Tuning Service Discovery responses
Say we choose to identify our functionality with a specific namespace, “example:hello”. Our component should add this namespace to the list of features that are exposed by Service Discovery.
AbstractComponent allows you to add new features to the response of Service Discovery, by overriding the discoInfoFeatureNamespaces() method. This method returns an array of namespaces that are added to the list of namespaces that identify features that are implemented. This example shows how the “example:hello” namespace is added to the list of features that is included in Service Discovery responses:
@Override
protected String[] discoInfoFeatureNamespaces() {
String[] ns = { "example:sayhello" };
return ns;
}
Modifying the Threadpool
Every AbstractComponent instance uses threads from a dedicated threadpool. By default, up to 17 threads are used and 1000 stanzas can be queued, waiting for threads to become available for processing.
As our Hello component will be very fast in processing requests, we can safely tune down the number of threads used.
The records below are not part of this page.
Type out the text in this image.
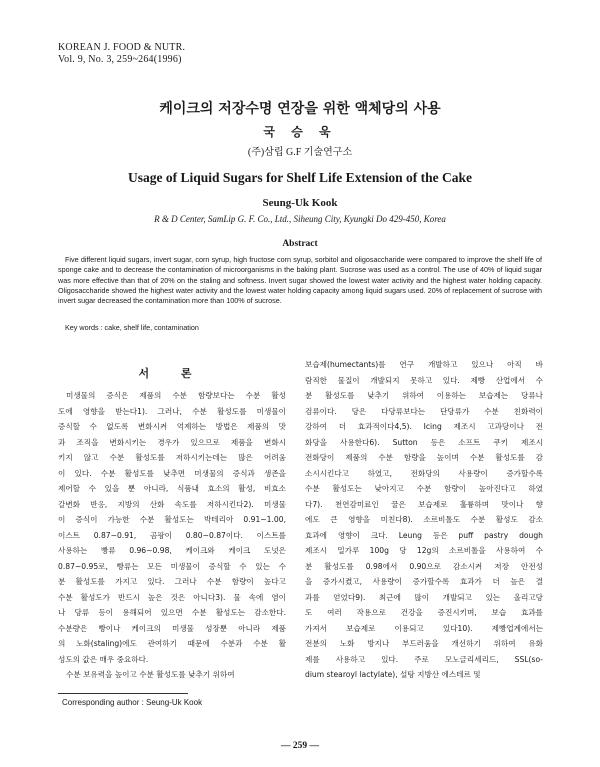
KOREAN J. FOOD & NUTR.
Vol. 9, No. 3, 259~264(1996)
케이크의 저장수명 연장을 위한 액체당의 사용
국 승 욱
(주)삼립 G.F 기술연구소
Usage of Liquid Sugars for Shelf Life Extension of the Cake
Seung-Uk Kook
R & D Center, SamLip G. F. Co., Ltd., Siheung City, Kyungki Do 429-450, Korea
Abstract

Five different liquid sugars, invert sugar, corn syrup, high fructose corn syrup, sorbitol and oligosaccharide were compared to improve the shelf life of sponge cake and to decrease the contamination of microorganisms in the baking plant. Sucrose was used as a control. The use of 40% of liquid sugar was more effective than that of 20% on the staling and softness. Invert sugar showed the lowest water activity and the highest water holding capacity. Oligosaccharide showed the highest water activity and the lowest water holding capacity among liquid sugars used. 20% of replacement of sucrose with invert sugar decreased the contamination more than 100% of sucrose.

Key words : cake, shelf life, contamination
서 론
미생물의 증식은 제품의 수분 함량보다는 수분 활성
도에 영향을 받는다1). 그러나, 수분 활성도를 미생물이
증식할 수 없도록 변화시켜 억제하는 방법은 제품의 맛
과 조직을 변화시키는 경우가 있으므로 제품을 변화시
키지 않고 수분 활성도를 저하시키는데는 많은 어려움
이 있다. 수분 활성도를 낮추면 미생물의 증식과 생존을
제어할 수 있을 뿐 아니라, 식품내 효소의 활성, 비효소
갈변화 반응, 지방의 산화 속도를 저하시킨다2). 미생물
이 증식이 가능한 수분 활성도는 박테리아 0.91~1.00,
이스트 0.87~0.91, 곰팡이 0.80~0.87이다. 이스트를
사용하는 빵류 0.96~0.98, 케이크와 케이크 도넛은
0.87~0.95로, 빵류는 모든 미생물이 증식할 수 있는 수
분 활성도를 가지고 있다. 그러나 수분 함량이 높다고
수분 활성도가 반드시 높은 것은 아니다3). 물 속에 염이
나 당류 등이 용해되어 있으면 수분 활성도는 감소한다.
수분량은 빵이나 케이크의 미생물 성장뿐 아니라 제품
의 노화(staling)에도 관여하기 때문에 수분과 수분 활
성도의 값은 매우 중요하다.
수분 보유력을 높이고 수분 활성도를 낮추기 위하여
보습제(humectants)를 연구 개발하고 있으나 아직 바
람직한 물질이 개발되지 못하고 있다. 제빵 산업에서 수
분 활성도를 낮추기 위하여 이용하는 보습제는 당류나
검류이다. 당은 다당류보다는 단당류가 수분 친화력이
강하여 더 효과적이다4,5). Icing 제조시 고과당이나 전
화당을 사용한다6). Sutton 등은 소프트 쿠키 제조시
전화당이 제품의 수분 함량을 높이며 수분 활성도를 감
소시시킨다고 하였고, 전화당의 사용량이 증가할수록
수분 활성도는 낮아지고 수분 함량이 높아진다고 하였
다7). 천연감미료인 꿀은 보습제로 훌륭하며 맛이나 향
에도 큰 영향을 미친다8). 소르비톨도 수분 활성도 감소
효과에 영향이 크다. Leung 등은 puff pastry dough
제조시 밀가루 100g 당 12g의 소르비톨을 사용하여 수
분 활성도를 0.98에서 0.90으로 감소시켜 저장 안전성
을 증가시켰고, 사용량이 증가할수록 효과가 더 높은 결
과를 얻었다9). 최근에 많이 개발되고 있는 올리고당
도 여러 작용으로 건강을 증진시키며, 보습 효과를
가져서 보습제로 이용되고 있다10). 제빵업계에서는
전분의 노화 방지나 부드러움을 개선하기 위하여 유화
제를 사용하고 있다. 주로 모노글리세리드, SSL(so-
dium stearoyl lactylate), 설탕 지방산 에스테르 및
Corresponding author : Seung-Uk Kook
— 259 —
To do this, we make sure the component is instantiated using a constructor that overrides the default number of threads.
public HelloComponent() {
super(2, 1000, true);
}
I would like to retrofit my component…
“…but my component does not / can not respond immediately to every IQ request”
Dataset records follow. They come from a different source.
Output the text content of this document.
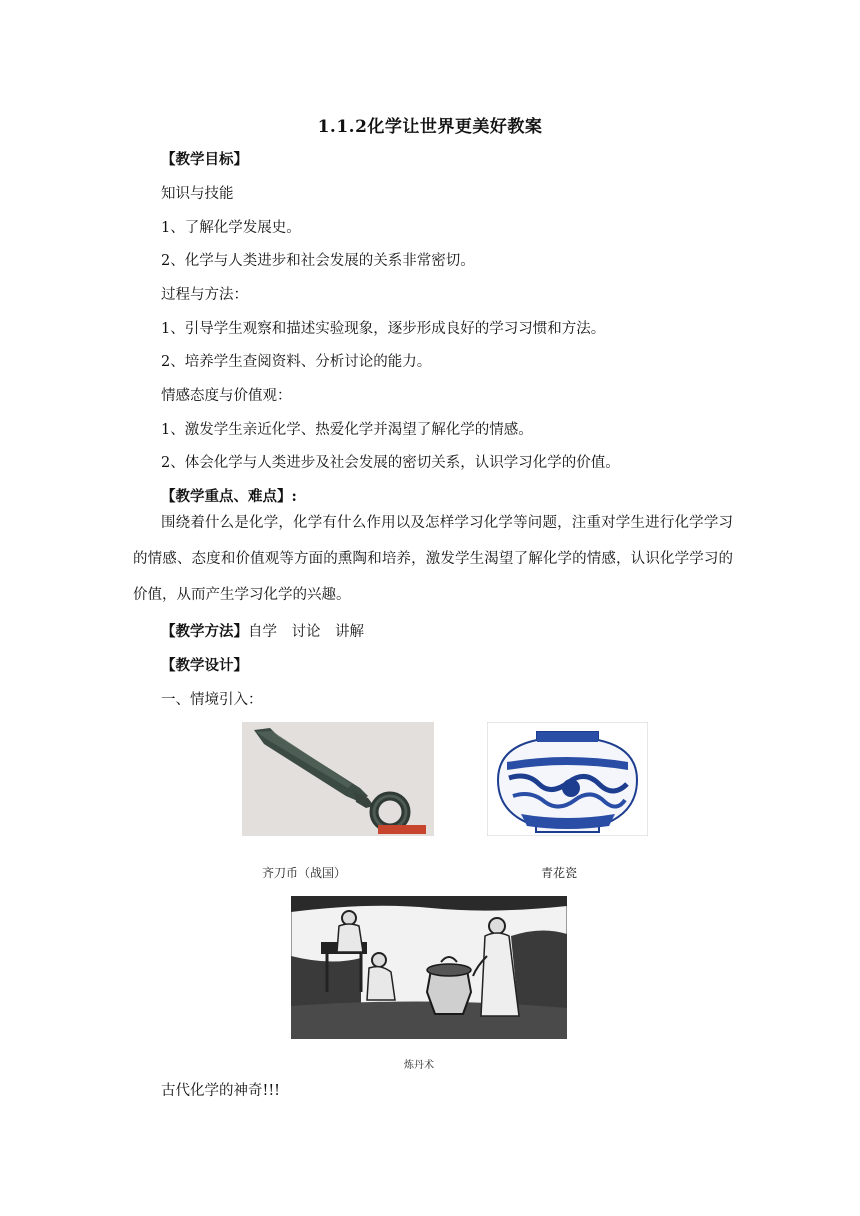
1.1.2化学让世界更美好教案
【教学目标】
知识与技能
1、了解化学发展史。
2、化学与人类进步和社会发展的关系非常密切。
过程与方法：
1、引导学生观察和描述实验现象，逐步形成良好的学习习惯和方法。
2、培养学生查阅资料、分析讨论的能力。
情感态度与价值观：
1、激发学生亲近化学、热爱化学并渴望了解化学的情感。
2、体会化学与人类进步及社会发展的密切关系，认识学习化学的价值。
【教学重点、难点】:
围绕着什么是化学，化学有什么作用以及怎样学习化学等问题，注重对学生进行化学学习的情感、态度和价值观等方面的熏陶和培养，激发学生渴望了解化学的情感，认识化学学习的价值，从而产生学习化学的兴趣。
【教学方法】自学　讨论　讲解
【教学设计】
一、情境引入：
齐刀币（战国）	青花瓷
炼丹术
古代化学的神奇!!!
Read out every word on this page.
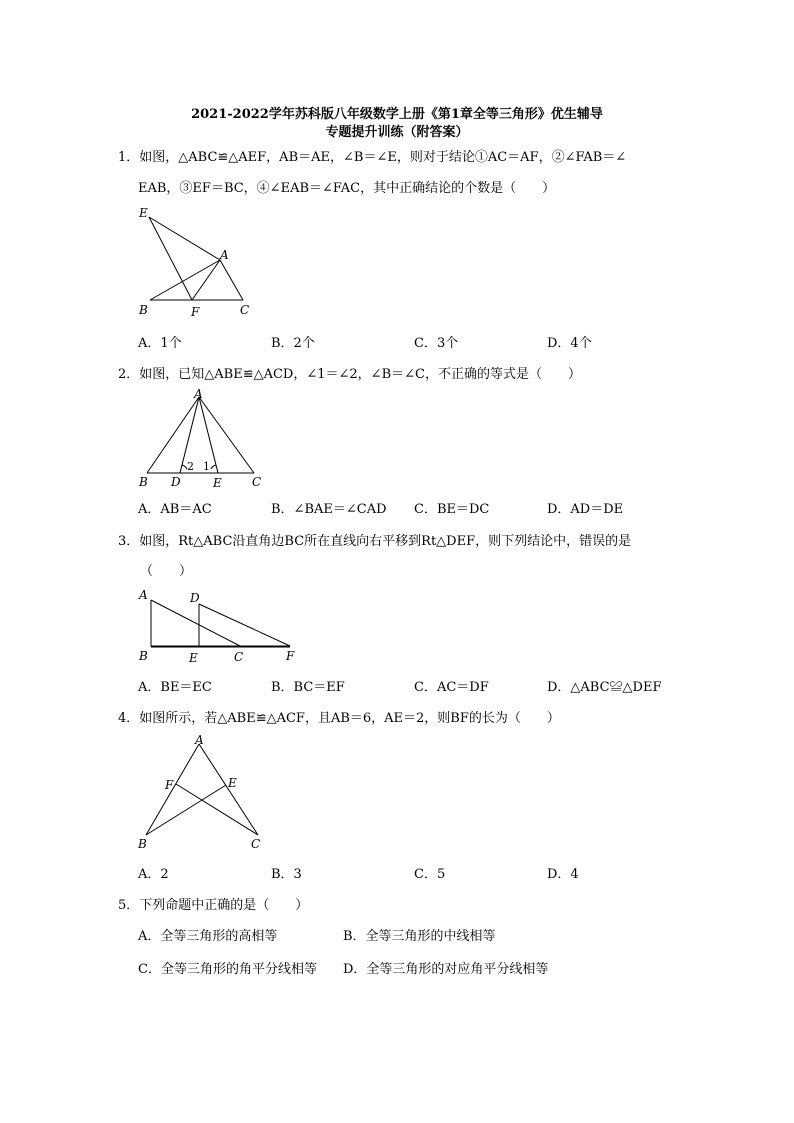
2021-2022学年苏科版八年级数学上册《第1章全等三角形》优生辅导
专题提升训练（附答案）
1．如图，△ABC≌△AEF，AB＝AE，∠B＝∠E，则对于结论①AC＝AF，②∠FAB＝∠
EAB，③EF＝BC，④∠EAB＝∠FAC，其中正确结论的个数是（　　）
E
A
B	F	C
A．1个	B．2个	C．3个	D．4个
2．如图，已知△ABE≌△ACD，∠1＝∠2，∠B＝∠C，不正确的等式是（　　）
A
B D	E	C
2 1
A．AB＝AC	B．∠BAE＝∠CAD C．BE＝DC	D．AD＝DE
3．如图，Rt△ABC沿直角边BC所在直线向右平移到Rt△DEF，则下列结论中，错误的是
（　　）
A	D
B	E	C	F
A．BE＝EC	B．BC＝EF	C．AC＝DF	D．△ABC≌△DEF
4．如图所示，若△ABE≌△ACF，且AB＝6，AE＝2，则BF的长为（　　）
A
F	E
B	C
A．2	B．3	C．5	D．4
5．下列命题中正确的是（　　）
A．全等三角形的高相等	B．全等三角形的中线相等
C．全等三角形的角平分线相等 D．全等三角形的对应角平分线相等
AbstractComponent requires a developer to return a valid response to every IQ request stanza that is processed. Null responses are translated into service-unavailable errors. This technique requires implementations to follow the XMPP specification where it states that every IQ request must be responded to.
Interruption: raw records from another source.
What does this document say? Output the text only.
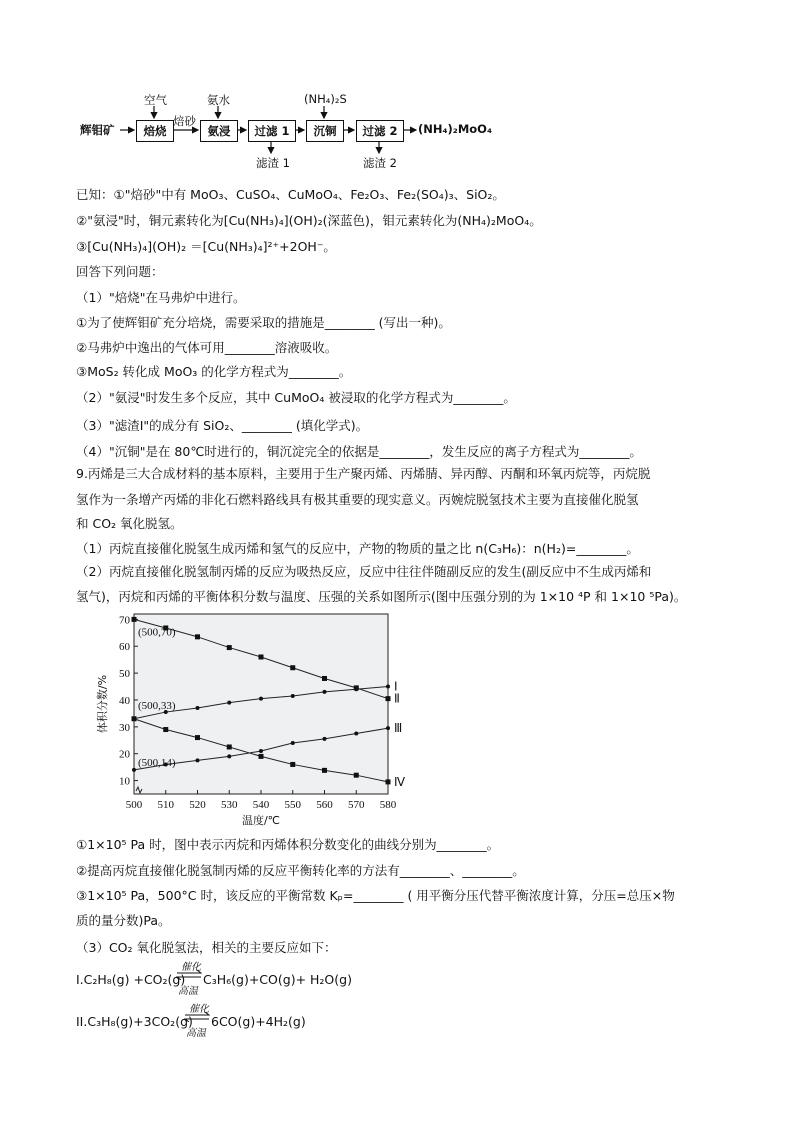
辉钼矿
空气
焙烧
焙砂
氨水
氨浸	过滤 1
滤渣 1
(NH₄)₂S
沉铜	过滤 2
滤渣 2
(NH₄)₂MoO₄
已知：①"焙砂"中有 MoO₃、CuSO₄、CuMoO₄、Fe₂O₃、Fe₂(SO₄)₃、SiO₂。
②"氨浸"时，铜元素转化为[Cu(NH₃)₄](OH)₂(深蓝色)，钼元素转化为(NH₄)₂MoO₄。
③[Cu(NH₃)₄](OH)₂ ＝[Cu(NH₃)₄]²⁺+2OH⁻。
回答下列问题：
（1）"焙烧"在马弗炉中进行。
①为了使辉钼矿充分培烧，需要采取的措施是________ (写出一种)。
②马弗炉中逸出的气体可用________溶液吸收。
③MoS₂ 转化成 MoO₃ 的化学方程式为________。
（2）"氨浸"时发生多个反应，其中 CuMoO₄ 被浸取的化学方程式为________。
（3）"滤渣Ⅰ"的成分有 SiO₂、________ (填化学式)。
（4）"沉铜"是在 80℃时进行的，铜沉淀完全的依据是________，发生反应的离子方程式为________。
9.丙烯是三大合成材料的基本原料，主要用于生产聚丙烯、丙烯腈、异丙醇、丙酮和环氧丙烷等，丙烷脱
氢作为一条增产丙烯的非化石燃料路线具有极其重要的现实意义。丙婉烷脱氢技术主要为直接催化脱氢
和 CO₂ 氧化脱氢。
（1）丙烷直接催化脱氢生成丙烯和氢气的反应中，产物的物质的量之比 n(C₃H₆)：n(H₂)=________。
（2）丙烷直接催化脱氢制丙烯的反应为吸热反应，反应中往往伴随副反应的发生(副反应中不生成丙烯和
氢气)，丙烷和丙烯的平衡体积分数与温度、压强的关系如图所示(图中压强分别的为 1×10 ⁴P 和 1×10 ⁵Pa)。
10
20
30
40
50
60
70
500 510 520 530 540 550 560 570 580
温度/℃
体积分数/%	Ⅰ
Ⅱ
Ⅲ
Ⅳ
(500,70)
(500,33)
(500,14)
①1×10⁵ Pa 时，图中表示丙烷和丙烯体积分数变化的曲线分别为________。
②提高丙烷直接催化脱氢制丙烯的反应平衡转化率的方法有________、________。
③1×10⁵ Pa，500°C 时，该反应的平衡常数 Kₚ=________ ( 用平衡分压代替平衡浓度计算，分压=总压×物
质的量分数)Pa。
（3）CO₂ 氧化脱氢法，相关的主要反应如下：
I.C₂H₈(g) +CO₂(g)
催化
高温
C₃H₆(g)+CO(g)+ H₂O(g)
II.C₃H₈(g)+3CO₂(g)
催化
高温
6CO(g)+4H₂(g)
Not every component can or should respond to a request immediately. If it takes a long time to generate a response, it doesn’t make sense to keep the thread from the thread pool waiting. Existing Component implementations won’t always be easily rewritten in a way that matches the setup of AbstractComponent. In these situations, it would be helpful to stop AbstractComponent from enforcing responses to every IQ request.
AbstractComponent allows you to switch off the requirement that every IQ that is processed by handleIQSet() or handleIQGet() must be responded to. By setting the boolean flag in the constructor of AbstractComponent to false, AbstractComponent will no longer respond with service-unavailable errors if null is returned by any of those two methods.
public HelloComponent() {
super(17, 1000, false);
}
After doing this, the responsibility of making sure that every IQ request is responded to falls in the hand of the developer.